Читать книгу «Коробочка монпансье» онлайн полностью📖 — Нелли Воскобойник — MyBook.
image

Кто бы мог подумать!

Еще совсем недавно мне казалось, что меня трудно удивить. Вроде я знаю самые главные закономерности, двигающие нашу вселенную. Понимаю, отчего изменяются фазы луны, как действует парасимпатическая система, чего там положено говорить про электромагнитные поля и какая связь между мелкой моторикой и развитием речи у детей. Не говоря уж о том, что материя первична, а сознание, как всегда, вторично. И я закоснела в уверенности, что не знаю только деталей, а по большому счету мне все в мироздании вполне понятно. Струны там, или посттравматический синдром…

И вдруг… Вообще, я избегаю этого сюжетного хода. Однако случилось, что я познакомилась с милой женщиной, известной миру своими переводами из Катулла. И от нее узнала совершенно новое. Оказалось, люди не родятся одинаковыми и тем более равными. Совершенно невозможно создать лицей, в котором из всех детей воспитают лидеров нации, как предполагал Александр I. У каждого человека (даже новорожденного) есть набор из четырех свойств, который он пронесет неизменными в своих соотношениях от младенчества до смерти. Условно на русском языке эти свойства называются «физикой», «логикой», «эмоцией» и «волей». Они и в самом деле имеют некоторое отношение к бытовому значению этих слов. Есть тесты, которые позволяют квалифицированному специалисту определить для любого, в какой последовательности идут у него эти атрибуты.

Например, тот, кого судьба наделила Четвертой Волей, никогда не сможет и не захочет быть лидером не только нации, но даже загребным в академической восьмерке. Обладатель Второй Эмоции со второго класса смешно пародирует учительницу и может с полной искренностью убедить вас, что белое – немножко черновато. Третья Логика заставляет человека всю жизнь сомневаться в том, что он компетентен, ставить такую компетентность превыше всего остального и волноваться, когда речь заходит о диссертациях и олимпиадах. А Вторая Физика влечет учить тому, что умеет сама. Причем не обязательно в школе – в спортзале, на кухне, в армии, в походе, за рулем и в гериатрическом отделении. Всю жизнь, от первых самостоятельных шагов и до полного маразма…

Для меня это стало открытием.
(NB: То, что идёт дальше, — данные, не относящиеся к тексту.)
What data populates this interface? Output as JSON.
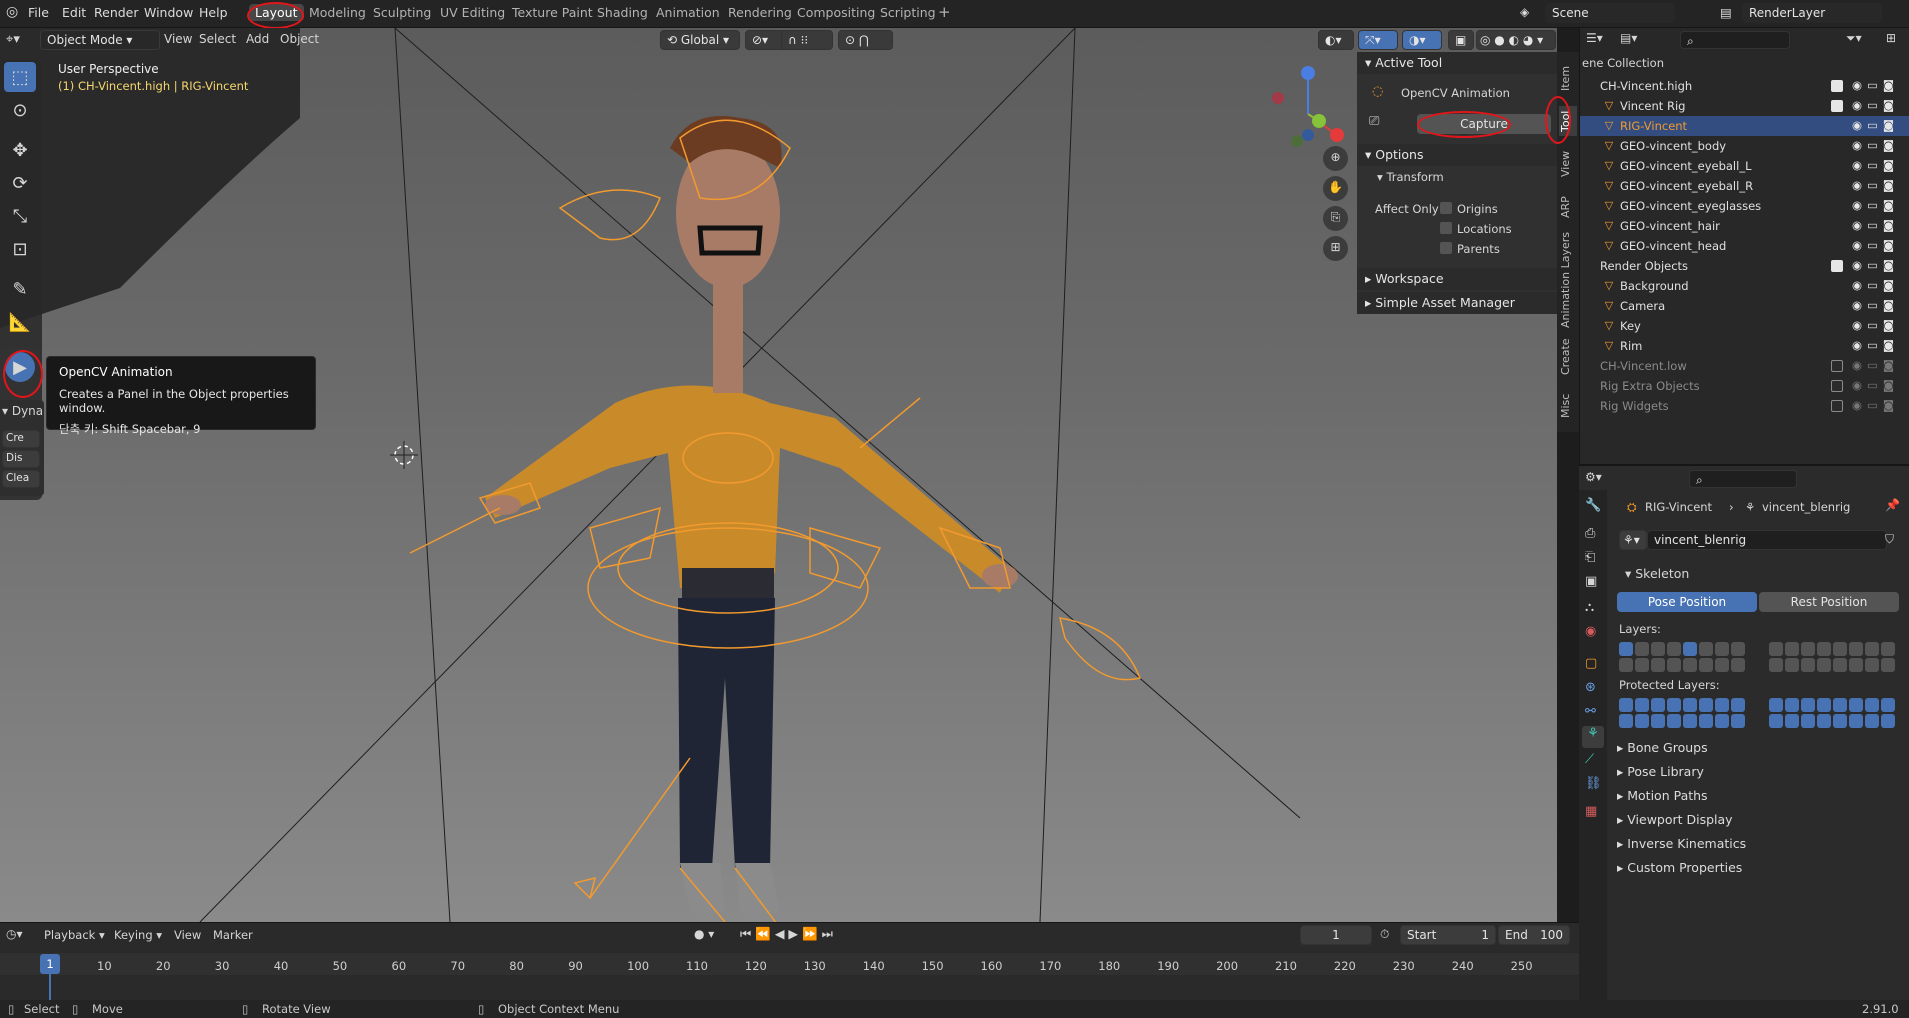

С помощью энтузиастов и адептов типологии я начала понемножку понимать своих близких и самое себя.

Очень трудно простить человека, который в своем высокомерии не только не слушает ваших доводов, но и не дает себе труда выдвинуть свои. Он так уверен, что знает Правду, что даже не собирается спорить о ней. Невозможно терпеть его заносчивость, если только вы не знаете, что у него Первая Логика и, значит, он и не умеет спорить, и не видит в этом никакой необходимости.

Я стала прощать Третью Эмоцию, от которой не дождешься ласкового слова. Сюси-муси ей противны, и что она там себе чувствует, так и останется непонятным тем, чья Первая Эмоция заставляет их ставить восклицательные знаки в каждом третьем предложении!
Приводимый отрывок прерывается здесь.